Grands Lacs américains : si grands, mais si fragiles
Pour les Anichinabés, la chasse n’a jamais été un sport, et ils n’ôtent jamais la vie à la légère.C’est pourquoi Tom Morrisseau Borg a ressenti un mélange de gratitude, d’admiration et d’humilité lorsque le grand orignal mâle s’est approché de lui: l’animal s’offrait, don de vie et de viande provenant de la forêt que le trappeur traditionnel anichinabé partagerait avec sa famille et ses amis. Borg a grandi près du lac Nipigon, dans l’ouest de l’Ontario, dans une maison sans électricité ni eau courante. Les Anichinabés pêchent, chassent et posent des pièges dans la région depuis des siècles. Après avoir abattu l’orignal, Borg l’a saupoudré de tabac et a murmuré des prières de remerciement, comme son grand-père le lui avait appris.
Borg a découpé la carcasse pour la rapporter chez lui. Mais, quand il a voulu extraire le foie, qui aurait dû être ferme et consistant, celui-ci s’est liquéfié en un magma sanguinolent et visqueux qui glissait entre les doigts. Depuis, Borg a découvert des foies pareillement malades dans plusieurs animaux. « J’en trouve chez des lapins, des castors, des gélinottes huppées [lointaines cousines des perdrix]. Mon morceau préféré dans le lapin était la cage thoracique, avec le cœur et le foie. Mais nous n’en mangeons plus.»
Borg pense que la pulvérisation d’herbicides par les entreprises forestières est nuisible aux animaux vivant dans le bassin versant du lac Nipigon : « Les jeunes pousses sont la nourriture préférée des orignaux. Ils se développent grâce à elles. » Du moins, c’est ce qu’ils faisaient avant que le lac ne soit empoisonné. « C’est comme ça que ça se passe. Les herbicides s’écoulent dans les cours d’eau, jusqu’aux huttes des castors. C’est pourquoi leurs entrailles sont si amochées. »
« Ça me fait mal de voir tous ces dégâts, ces perturbations. Tous les changements que j’ai observés dans la nature au cours des quinze dernières années... Je ne pensais pas que des changements pouvaient arriver si vite », conclut Borg, par une fraîche soirée d’été, chez lui, à Nipigon.

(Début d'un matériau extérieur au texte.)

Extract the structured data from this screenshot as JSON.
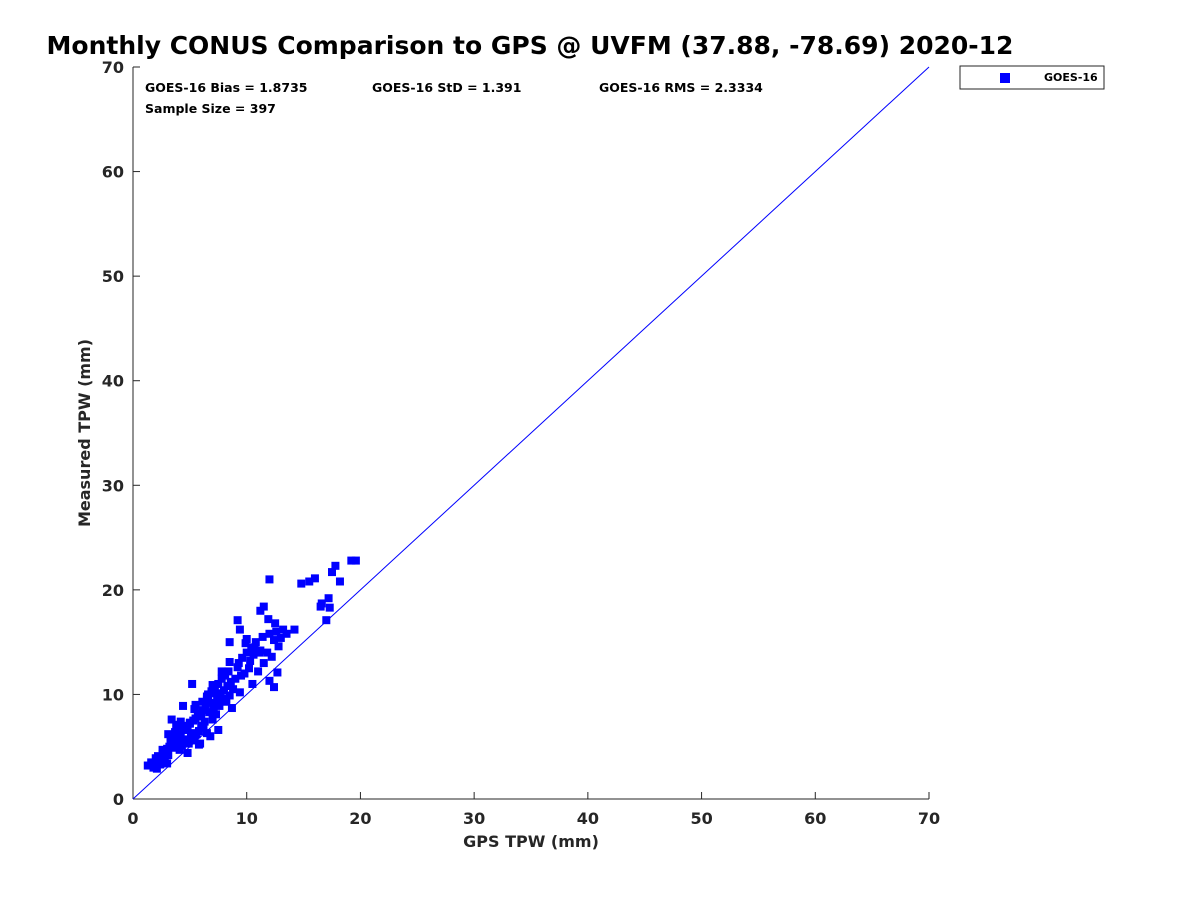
{
  "chart_data": {
    "type": "scatter",
    "title": "Monthly CONUS Comparison to GPS @ UVFM (37.88, -78.69) 2020-12",
    "xlabel": "GPS TPW (mm)",
    "ylabel": "Measured TPW (mm)",
    "xlim": [
      0,
      70
    ],
    "ylim": [
      0,
      70
    ],
    "xticks": [
      "0",
      "10",
      "20",
      "30",
      "40",
      "50",
      "60",
      "70"
    ],
    "yticks": [
      "0",
      "10",
      "20",
      "30",
      "40",
      "50",
      "60",
      "70"
    ],
    "grid": false,
    "legend_position": "outside-top-right",
    "reference_line": {
      "name": "1:1",
      "x": [
        0,
        70
      ],
      "y": [
        0,
        70
      ],
      "color": "#0000ff"
    },
    "stats": {
      "bias": "GOES-16 Bias = 1.8735",
      "std": "GOES-16 StD = 1.391",
      "rms": "GOES-16 RMS = 2.3334",
      "sample": "Sample Size = 397"
    },
    "series": [
      {
        "name": "GOES-16",
        "color": "#0000ff",
        "marker": "square",
        "x": [
          1.3,
          1.6,
          1.8,
          2.0,
          2.1,
          2.3,
          2.2,
          2.5,
          2.6,
          2.8,
          2.4,
          2.9,
          3.0,
          3.1,
          3.2,
          3.3,
          2.7,
          3.4,
          3.5,
          3.6,
          3.3,
          3.8,
          3.9,
          4.0,
          4.1,
          4.2,
          3.7,
          4.3,
          4.4,
          4.5,
          4.6,
          4.7,
          4.8,
          4.0,
          4.9,
          5.0,
          5.1,
          5.2,
          5.3,
          4.6,
          5.4,
          5.5,
          5.6,
          5.7,
          5.0,
          5.8,
          5.9,
          6.0,
          6.1,
          6.2,
          5.5,
          6.3,
          6.4,
          6.5,
          6.6,
          6.0,
          6.7,
          6.8,
          6.9,
          7.0,
          7.1,
          6.5,
          7.2,
          7.3,
          7.4,
          7.5,
          7.6,
          7.7,
          7.8,
          7.9,
          8.0,
          8.1,
          8.2,
          8.3,
          8.4,
          8.5,
          8.6,
          8.7,
          8.8,
          9.0,
          9.2,
          9.3,
          9.4,
          9.5,
          9.6,
          9.8,
          10.0,
          10.2,
          10.3,
          10.4,
          10.5,
          10.6,
          10.8,
          11.0,
          11.2,
          11.4,
          11.5,
          11.8,
          12.0,
          12.2,
          12.4,
          12.6,
          12.8,
          13.0,
          13.2,
          13.5,
          14.2,
          11.2,
          11.5,
          11.9,
          12.5,
          12.0,
          9.2,
          9.4,
          10.0,
          8.5,
          6.5,
          5.8,
          4.8,
          3.4,
          3.0,
          4.0,
          7.5,
          8.2,
          15.5,
          16.0,
          16.5,
          17.0,
          17.2,
          17.3,
          17.5,
          17.8,
          18.2,
          19.2,
          19.6,
          12.0,
          12.4,
          14.8,
          16.6,
          12.7,
          7.8,
          8.5,
          5.2,
          4.4,
          3.8,
          6.6,
          7.0,
          2.0,
          2.6,
          3.1,
          4.2,
          5.4,
          6.1,
          7.3,
          5.9,
          6.8,
          9.9,
          10.7,
          11.1
        ],
        "y": [
          3.2,
          3.5,
          3.0,
          3.4,
          2.9,
          3.8,
          4.1,
          3.6,
          4.3,
          4.0,
          3.3,
          4.5,
          4.8,
          4.2,
          5.0,
          5.3,
          4.6,
          5.6,
          4.9,
          5.8,
          6.0,
          5.2,
          5.5,
          6.2,
          4.7,
          5.9,
          6.4,
          5.1,
          6.6,
          5.4,
          6.8,
          5.7,
          7.0,
          6.1,
          5.3,
          7.2,
          6.3,
          5.6,
          7.5,
          6.7,
          5.9,
          7.7,
          6.2,
          8.0,
          7.3,
          6.5,
          8.2,
          7.0,
          8.5,
          6.8,
          9.0,
          7.4,
          8.8,
          9.5,
          10.0,
          7.9,
          8.3,
          9.2,
          10.3,
          7.6,
          8.7,
          9.8,
          10.6,
          8.1,
          9.4,
          11.0,
          8.9,
          10.1,
          11.5,
          9.6,
          10.4,
          11.8,
          9.3,
          10.8,
          12.2,
          9.9,
          11.2,
          8.7,
          10.5,
          11.5,
          12.6,
          13.0,
          10.2,
          11.8,
          13.5,
          12.0,
          14.0,
          12.5,
          13.2,
          14.5,
          11.0,
          13.8,
          15.0,
          12.2,
          14.2,
          15.5,
          13.0,
          14.0,
          15.8,
          13.6,
          15.2,
          16.0,
          14.6,
          15.4,
          16.2,
          15.8,
          16.2,
          18.0,
          18.4,
          17.2,
          16.8,
          21.0,
          17.1,
          16.2,
          15.3,
          15.0,
          6.3,
          5.2,
          4.4,
          7.6,
          3.4,
          7.0,
          6.6,
          9.5,
          20.8,
          21.1,
          18.4,
          17.1,
          19.2,
          18.3,
          21.7,
          22.3,
          20.8,
          22.8,
          22.8,
          11.3,
          10.7,
          20.6,
          18.7,
          12.1,
          12.2,
          13.1,
          11.0,
          8.9,
          7.1,
          9.6,
          10.9,
          3.9,
          4.7,
          6.2,
          7.4,
          8.6,
          9.3,
          10.1,
          5.3,
          6.0,
          14.9,
          14.4,
          14.0
        ]
      }
    ]
  }
}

Cheveux grisonnants, Tom Morriseau Borg est svelte et en pleine forme, résultat d’une vie de travail acharné, passée à entretenir les conduites de gaz tout en posant des pièges. Au loin, on perçoit de temps à autre le grondement d’un poids lourd sur la route transcanadienne.
Borg a bâti sa maison avec sa femme et ses deux fils au milieu de grands conifères, il y a trente-trois ans. Elle domine la rivière Nipigon, un émissaire du lac du même nom, qui couvre environ 4 850 km². Mais, sur une carte, on dirait une mare à côté de l’étendue où il se déverse: le lac Supérieur, le plus vaste des cinq Grands Lacs, nommé Anishinaabewi-gichigami (« Grand Lac des Anichinabés ») par le peuple de Borg.